The man accused of second-degree murder in the July 2010 shooting death of Jocelyn Bishop broke down several times as he testified Friday that he did not kill his then girlfriend.

Thirty-one-year-old Christopher Gale, who has pleaded not guilty in the case, also told the court Bishop was an animal lover who had mental health issues but they “planned on being together forever.”

Gale explained that on June 27, 2010 they had a fight and it got physical, then out of nowhere Bishop put a gun over her head and pulled the trigger.

“I didn’t have a chance to say anything, it was so quick. I asked her why, why does this have to happen.”

Hours later Bishop was buried in the backyard of the Fanshawe Park Road home they shared. Gale was arrested days later.

Following Gale’s testimony the defence rested.

During her cross-examination Crown attorney Mary Potter was quick to ask Gale why he didn’t call for help after she had been shot.

Potter: “You must have been absolutely horrified when she pulled the trigger?”

Gale: “More than you can imagine.”

Potter: “You must have thought at that moment I must get some help, what if she’s still alive?”
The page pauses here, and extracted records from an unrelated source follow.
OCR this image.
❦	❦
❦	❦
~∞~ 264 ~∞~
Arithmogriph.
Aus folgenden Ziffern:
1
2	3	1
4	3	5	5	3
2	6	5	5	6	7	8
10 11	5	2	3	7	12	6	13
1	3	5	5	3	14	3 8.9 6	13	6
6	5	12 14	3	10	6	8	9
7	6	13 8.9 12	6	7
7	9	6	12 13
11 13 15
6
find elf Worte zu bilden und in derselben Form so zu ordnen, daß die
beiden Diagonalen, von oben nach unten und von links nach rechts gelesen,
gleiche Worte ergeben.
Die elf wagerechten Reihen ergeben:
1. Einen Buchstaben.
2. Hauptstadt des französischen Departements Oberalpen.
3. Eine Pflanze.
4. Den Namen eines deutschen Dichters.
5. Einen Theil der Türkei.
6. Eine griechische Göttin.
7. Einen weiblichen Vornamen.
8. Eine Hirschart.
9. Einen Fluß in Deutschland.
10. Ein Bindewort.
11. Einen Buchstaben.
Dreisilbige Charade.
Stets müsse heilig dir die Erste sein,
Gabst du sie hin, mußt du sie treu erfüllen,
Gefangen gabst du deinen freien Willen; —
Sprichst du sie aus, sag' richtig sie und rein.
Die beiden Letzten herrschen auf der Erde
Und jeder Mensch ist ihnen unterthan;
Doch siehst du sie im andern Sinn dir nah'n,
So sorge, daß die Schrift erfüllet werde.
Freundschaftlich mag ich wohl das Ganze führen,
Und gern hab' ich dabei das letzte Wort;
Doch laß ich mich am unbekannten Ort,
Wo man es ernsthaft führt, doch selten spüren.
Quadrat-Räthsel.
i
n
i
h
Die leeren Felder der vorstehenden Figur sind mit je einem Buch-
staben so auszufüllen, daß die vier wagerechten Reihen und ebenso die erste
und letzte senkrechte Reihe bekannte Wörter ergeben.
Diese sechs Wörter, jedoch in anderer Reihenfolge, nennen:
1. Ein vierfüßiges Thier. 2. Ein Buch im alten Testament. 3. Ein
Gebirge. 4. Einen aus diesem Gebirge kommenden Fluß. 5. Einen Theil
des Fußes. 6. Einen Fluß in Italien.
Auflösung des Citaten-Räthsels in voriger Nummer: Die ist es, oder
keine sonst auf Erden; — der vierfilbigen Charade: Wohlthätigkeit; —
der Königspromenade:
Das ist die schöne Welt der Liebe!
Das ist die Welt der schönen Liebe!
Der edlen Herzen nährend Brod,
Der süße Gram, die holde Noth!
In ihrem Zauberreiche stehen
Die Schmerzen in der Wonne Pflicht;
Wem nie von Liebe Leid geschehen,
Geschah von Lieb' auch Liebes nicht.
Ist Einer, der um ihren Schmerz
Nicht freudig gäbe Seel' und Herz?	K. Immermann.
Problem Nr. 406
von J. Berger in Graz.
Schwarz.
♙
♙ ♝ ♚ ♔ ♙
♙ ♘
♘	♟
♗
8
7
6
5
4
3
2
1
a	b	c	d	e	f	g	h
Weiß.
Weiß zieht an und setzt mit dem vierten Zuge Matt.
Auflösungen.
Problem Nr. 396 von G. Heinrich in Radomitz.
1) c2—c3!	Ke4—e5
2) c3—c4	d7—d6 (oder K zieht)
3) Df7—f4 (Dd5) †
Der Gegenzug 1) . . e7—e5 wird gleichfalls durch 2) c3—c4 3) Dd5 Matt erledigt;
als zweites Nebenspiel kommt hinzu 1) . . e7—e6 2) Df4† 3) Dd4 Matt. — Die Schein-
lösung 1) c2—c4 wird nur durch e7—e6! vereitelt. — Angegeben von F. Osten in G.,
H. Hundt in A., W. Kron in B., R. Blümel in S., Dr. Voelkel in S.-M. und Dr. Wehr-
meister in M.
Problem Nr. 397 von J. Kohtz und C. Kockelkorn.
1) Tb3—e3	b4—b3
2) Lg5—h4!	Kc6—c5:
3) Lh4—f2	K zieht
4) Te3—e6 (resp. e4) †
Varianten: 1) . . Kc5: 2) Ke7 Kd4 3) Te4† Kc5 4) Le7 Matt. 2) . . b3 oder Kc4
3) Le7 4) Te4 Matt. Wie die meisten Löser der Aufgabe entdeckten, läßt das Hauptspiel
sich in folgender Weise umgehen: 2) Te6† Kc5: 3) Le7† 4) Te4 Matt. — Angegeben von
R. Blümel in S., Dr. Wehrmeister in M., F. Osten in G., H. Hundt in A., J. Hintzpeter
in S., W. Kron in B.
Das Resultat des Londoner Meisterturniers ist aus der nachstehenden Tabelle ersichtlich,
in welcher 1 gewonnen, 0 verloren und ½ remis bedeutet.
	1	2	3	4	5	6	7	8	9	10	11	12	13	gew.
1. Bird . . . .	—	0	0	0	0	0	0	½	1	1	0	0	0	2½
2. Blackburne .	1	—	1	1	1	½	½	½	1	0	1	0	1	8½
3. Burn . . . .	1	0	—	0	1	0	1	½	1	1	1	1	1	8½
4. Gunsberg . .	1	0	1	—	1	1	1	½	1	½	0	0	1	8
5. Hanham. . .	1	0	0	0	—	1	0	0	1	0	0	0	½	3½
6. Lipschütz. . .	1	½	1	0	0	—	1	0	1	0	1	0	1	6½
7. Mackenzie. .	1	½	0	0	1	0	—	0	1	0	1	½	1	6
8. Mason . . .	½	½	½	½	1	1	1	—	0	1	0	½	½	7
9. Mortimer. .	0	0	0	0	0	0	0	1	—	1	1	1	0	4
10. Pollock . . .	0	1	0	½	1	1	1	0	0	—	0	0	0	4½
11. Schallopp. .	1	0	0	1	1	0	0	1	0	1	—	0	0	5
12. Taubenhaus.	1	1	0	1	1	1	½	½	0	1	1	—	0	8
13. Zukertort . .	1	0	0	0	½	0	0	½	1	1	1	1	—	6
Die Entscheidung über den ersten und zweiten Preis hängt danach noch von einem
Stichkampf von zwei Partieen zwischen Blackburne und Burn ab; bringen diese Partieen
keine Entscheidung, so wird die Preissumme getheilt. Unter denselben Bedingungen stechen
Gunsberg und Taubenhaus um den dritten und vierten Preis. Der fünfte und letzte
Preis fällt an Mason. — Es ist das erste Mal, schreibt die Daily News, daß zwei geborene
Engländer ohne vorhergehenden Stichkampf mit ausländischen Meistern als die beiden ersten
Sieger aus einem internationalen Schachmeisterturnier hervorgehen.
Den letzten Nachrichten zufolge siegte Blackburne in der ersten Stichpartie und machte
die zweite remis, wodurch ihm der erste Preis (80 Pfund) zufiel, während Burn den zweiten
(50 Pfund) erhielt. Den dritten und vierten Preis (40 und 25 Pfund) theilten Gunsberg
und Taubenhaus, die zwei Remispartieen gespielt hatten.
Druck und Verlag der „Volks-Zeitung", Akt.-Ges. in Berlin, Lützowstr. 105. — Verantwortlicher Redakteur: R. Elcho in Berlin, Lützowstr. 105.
Gale: “No, I called my mother.”

Gale told the court he had called a close friend for a ride so he could see his mother one last time before he killed himself, then he returned to the house and started to clean-up

Potter: "Why did you wrap her up?"

Gale: "Because the dogs had started licking up her blood."

Gale they explained he buried her in a shallow grave behind their home along with some family pets who had died because "I decided the only way I could see her every day was in the backyard. She's in heaven." 

Closing arguments will be heard next week before the case is put to the jury.

Scientific testimony inconclusive

On Thursday, the Crown wrapped its case against Gale with testimony from a forensic investigator who discussed blood spatter found inside the house.

Earlier in the week, a forensic scientist testified that the shot that killed 21-year-old Bishop was not a contact wound.

And a firearms expert testified that even though it was a non-contact shot, he couldn’t determine what distance it was fired from.